St. Luke's didn't get its first goal of the game until 5:30 remained in the first quarter, but by the end of the opening 12 minutes of action, the Crusaders held a 6-0 advantage on the Panthers. Herbert got the first of his two goals when he lasered in a shot from nearly 18 yards out. From there, the flood came.

Joe Apuzzo, Matt Dowling, Mike Clark, Herbert and J.D. Ballard scored the next five goals, respectively, in the ensuing 3:26.

Finally, Masters was forced into a timeout. By the end of the half it was a 9-1 St. Luke's lead, and Matt Lewis, Greg Sellhausen and Brian Williams all added a tally.

"I think the energy and confidence today was a lot stronger than it has been in past games," Apuzzo said. "Confidence, especially. Everyone seemed confident coming out of the locker room and we had nice energy."

With the recent humbling results St. Luke's was forced to endure, this game was a confidence-builder as the team heads for the final charge, having four games left.

"It's been disappointing, but the kids are capable of playing at the level of the teams we've been playing," Sanders said. "You see that in the Rye game [last] Saturday. We played them to a 2-2 tie in the second quarter. ... At times we're capable of it, we're just not capable of putting it all together."

It's been a season of challenges for Sanders. Day by day, he's seen them grow -- but slowly. The Masters game appeared to be a confluence of the right opponent coming at the right time.

"It was a change of pace today," Herbert said. "We play our game against such hard teams and we play our game here. When we do that against [teams like Masters], it really pays off."

Apuzzo found his spots, too and was part of the barrage St. Luke's threw at Masters.

"Working on that crease," Apuzzo explained when asked why he and guys like Clark, who had three goals, were successful. "Our coaches have taught us how to move, and for me, dodging up top worked today."

Apuzzo finished with two goals and an assist. Clark led the team with six points.
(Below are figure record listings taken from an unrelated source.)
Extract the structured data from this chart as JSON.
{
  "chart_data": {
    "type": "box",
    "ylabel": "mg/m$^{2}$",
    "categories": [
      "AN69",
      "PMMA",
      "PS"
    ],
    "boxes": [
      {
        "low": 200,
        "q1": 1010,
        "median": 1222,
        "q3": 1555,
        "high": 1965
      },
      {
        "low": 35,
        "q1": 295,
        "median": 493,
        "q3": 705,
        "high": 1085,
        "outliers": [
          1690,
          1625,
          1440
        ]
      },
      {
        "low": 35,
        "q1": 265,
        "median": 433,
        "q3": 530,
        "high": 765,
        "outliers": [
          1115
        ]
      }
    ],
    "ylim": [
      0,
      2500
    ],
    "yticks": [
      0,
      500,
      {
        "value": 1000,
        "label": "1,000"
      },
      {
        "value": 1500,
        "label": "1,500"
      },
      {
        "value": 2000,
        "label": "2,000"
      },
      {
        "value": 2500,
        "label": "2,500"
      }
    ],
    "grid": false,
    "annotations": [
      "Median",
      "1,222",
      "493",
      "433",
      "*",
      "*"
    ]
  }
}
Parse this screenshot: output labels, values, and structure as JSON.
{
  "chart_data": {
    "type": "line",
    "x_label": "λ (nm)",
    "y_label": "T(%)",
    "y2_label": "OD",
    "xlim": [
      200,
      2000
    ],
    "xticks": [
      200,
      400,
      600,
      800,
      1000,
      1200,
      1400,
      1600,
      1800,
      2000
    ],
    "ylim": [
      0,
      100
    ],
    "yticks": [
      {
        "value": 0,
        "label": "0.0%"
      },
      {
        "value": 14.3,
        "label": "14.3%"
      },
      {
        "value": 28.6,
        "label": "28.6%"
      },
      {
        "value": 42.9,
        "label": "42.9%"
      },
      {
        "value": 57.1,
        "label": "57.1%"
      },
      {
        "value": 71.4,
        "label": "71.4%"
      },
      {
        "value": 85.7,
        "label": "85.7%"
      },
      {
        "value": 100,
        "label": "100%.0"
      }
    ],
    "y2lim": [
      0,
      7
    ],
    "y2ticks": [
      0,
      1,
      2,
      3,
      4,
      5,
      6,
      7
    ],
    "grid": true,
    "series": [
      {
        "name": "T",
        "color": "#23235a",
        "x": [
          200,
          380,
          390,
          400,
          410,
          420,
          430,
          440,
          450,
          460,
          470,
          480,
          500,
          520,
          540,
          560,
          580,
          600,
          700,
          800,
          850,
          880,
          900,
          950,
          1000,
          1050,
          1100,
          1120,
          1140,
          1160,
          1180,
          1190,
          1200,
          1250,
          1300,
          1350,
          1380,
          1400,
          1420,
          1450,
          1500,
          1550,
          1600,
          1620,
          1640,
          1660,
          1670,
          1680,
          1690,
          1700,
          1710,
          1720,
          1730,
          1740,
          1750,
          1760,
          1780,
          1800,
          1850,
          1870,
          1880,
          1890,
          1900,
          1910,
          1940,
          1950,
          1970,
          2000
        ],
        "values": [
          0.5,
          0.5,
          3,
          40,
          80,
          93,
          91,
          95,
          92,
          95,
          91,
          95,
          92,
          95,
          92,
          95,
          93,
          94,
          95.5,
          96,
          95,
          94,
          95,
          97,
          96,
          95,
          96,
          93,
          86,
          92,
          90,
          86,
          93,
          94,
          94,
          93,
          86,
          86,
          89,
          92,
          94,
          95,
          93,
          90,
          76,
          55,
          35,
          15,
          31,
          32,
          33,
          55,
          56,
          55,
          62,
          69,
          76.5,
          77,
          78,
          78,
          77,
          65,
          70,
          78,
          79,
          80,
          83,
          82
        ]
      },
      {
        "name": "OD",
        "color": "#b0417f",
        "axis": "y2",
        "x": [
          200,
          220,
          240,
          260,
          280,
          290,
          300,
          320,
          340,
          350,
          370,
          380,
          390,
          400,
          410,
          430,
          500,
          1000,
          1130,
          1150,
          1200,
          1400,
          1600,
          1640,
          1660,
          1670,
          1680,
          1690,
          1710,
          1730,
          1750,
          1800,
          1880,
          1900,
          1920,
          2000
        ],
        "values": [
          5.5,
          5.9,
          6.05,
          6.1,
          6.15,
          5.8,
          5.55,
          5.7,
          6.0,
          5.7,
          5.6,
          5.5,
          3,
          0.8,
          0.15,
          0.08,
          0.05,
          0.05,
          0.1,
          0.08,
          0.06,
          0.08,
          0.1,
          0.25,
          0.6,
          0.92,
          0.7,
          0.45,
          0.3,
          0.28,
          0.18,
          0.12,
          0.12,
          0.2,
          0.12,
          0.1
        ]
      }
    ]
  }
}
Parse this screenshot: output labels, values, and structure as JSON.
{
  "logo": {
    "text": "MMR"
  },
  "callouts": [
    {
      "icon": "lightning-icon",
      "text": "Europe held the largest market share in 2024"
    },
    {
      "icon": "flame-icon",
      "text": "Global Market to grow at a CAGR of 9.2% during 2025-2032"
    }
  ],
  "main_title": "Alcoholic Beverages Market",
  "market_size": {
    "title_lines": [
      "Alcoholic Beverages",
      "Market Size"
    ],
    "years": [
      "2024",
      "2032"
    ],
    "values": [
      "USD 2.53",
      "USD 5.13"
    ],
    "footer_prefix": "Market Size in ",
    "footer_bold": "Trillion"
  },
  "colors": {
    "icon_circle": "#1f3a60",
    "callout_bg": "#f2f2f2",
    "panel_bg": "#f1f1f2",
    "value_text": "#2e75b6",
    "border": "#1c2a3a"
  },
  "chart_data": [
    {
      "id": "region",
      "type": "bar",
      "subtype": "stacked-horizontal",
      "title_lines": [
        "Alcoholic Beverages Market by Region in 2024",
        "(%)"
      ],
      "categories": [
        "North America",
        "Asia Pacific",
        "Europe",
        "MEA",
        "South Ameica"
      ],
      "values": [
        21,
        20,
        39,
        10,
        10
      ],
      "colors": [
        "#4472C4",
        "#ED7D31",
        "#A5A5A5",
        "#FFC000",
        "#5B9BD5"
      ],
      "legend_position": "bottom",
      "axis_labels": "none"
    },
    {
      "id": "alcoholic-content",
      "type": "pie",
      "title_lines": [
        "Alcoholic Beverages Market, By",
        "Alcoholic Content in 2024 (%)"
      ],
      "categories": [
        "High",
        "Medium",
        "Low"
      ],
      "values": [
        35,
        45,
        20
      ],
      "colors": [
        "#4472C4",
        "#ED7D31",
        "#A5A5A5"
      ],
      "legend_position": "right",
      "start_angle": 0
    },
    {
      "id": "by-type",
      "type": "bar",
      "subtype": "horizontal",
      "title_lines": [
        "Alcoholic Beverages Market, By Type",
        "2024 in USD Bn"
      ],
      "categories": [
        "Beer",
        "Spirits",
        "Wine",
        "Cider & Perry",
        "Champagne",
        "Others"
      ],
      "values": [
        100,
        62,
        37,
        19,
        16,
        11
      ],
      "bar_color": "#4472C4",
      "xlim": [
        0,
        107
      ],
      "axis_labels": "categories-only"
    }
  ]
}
With an eighth-grader and a few freshman, bruises -- both physical and spiritual -- have been part of the picture with this team. Fortunately, senior captains Herbert and Jessup Daniel -- along with Ballard -- have been the three players Sanders pointed out as the harbingers of change for this group.

The team played Wednesday afternoon at home against Greens Farms Academy -- after press time -- and gets its third straight home game Thursday afternoon against Kingswood-Oxford.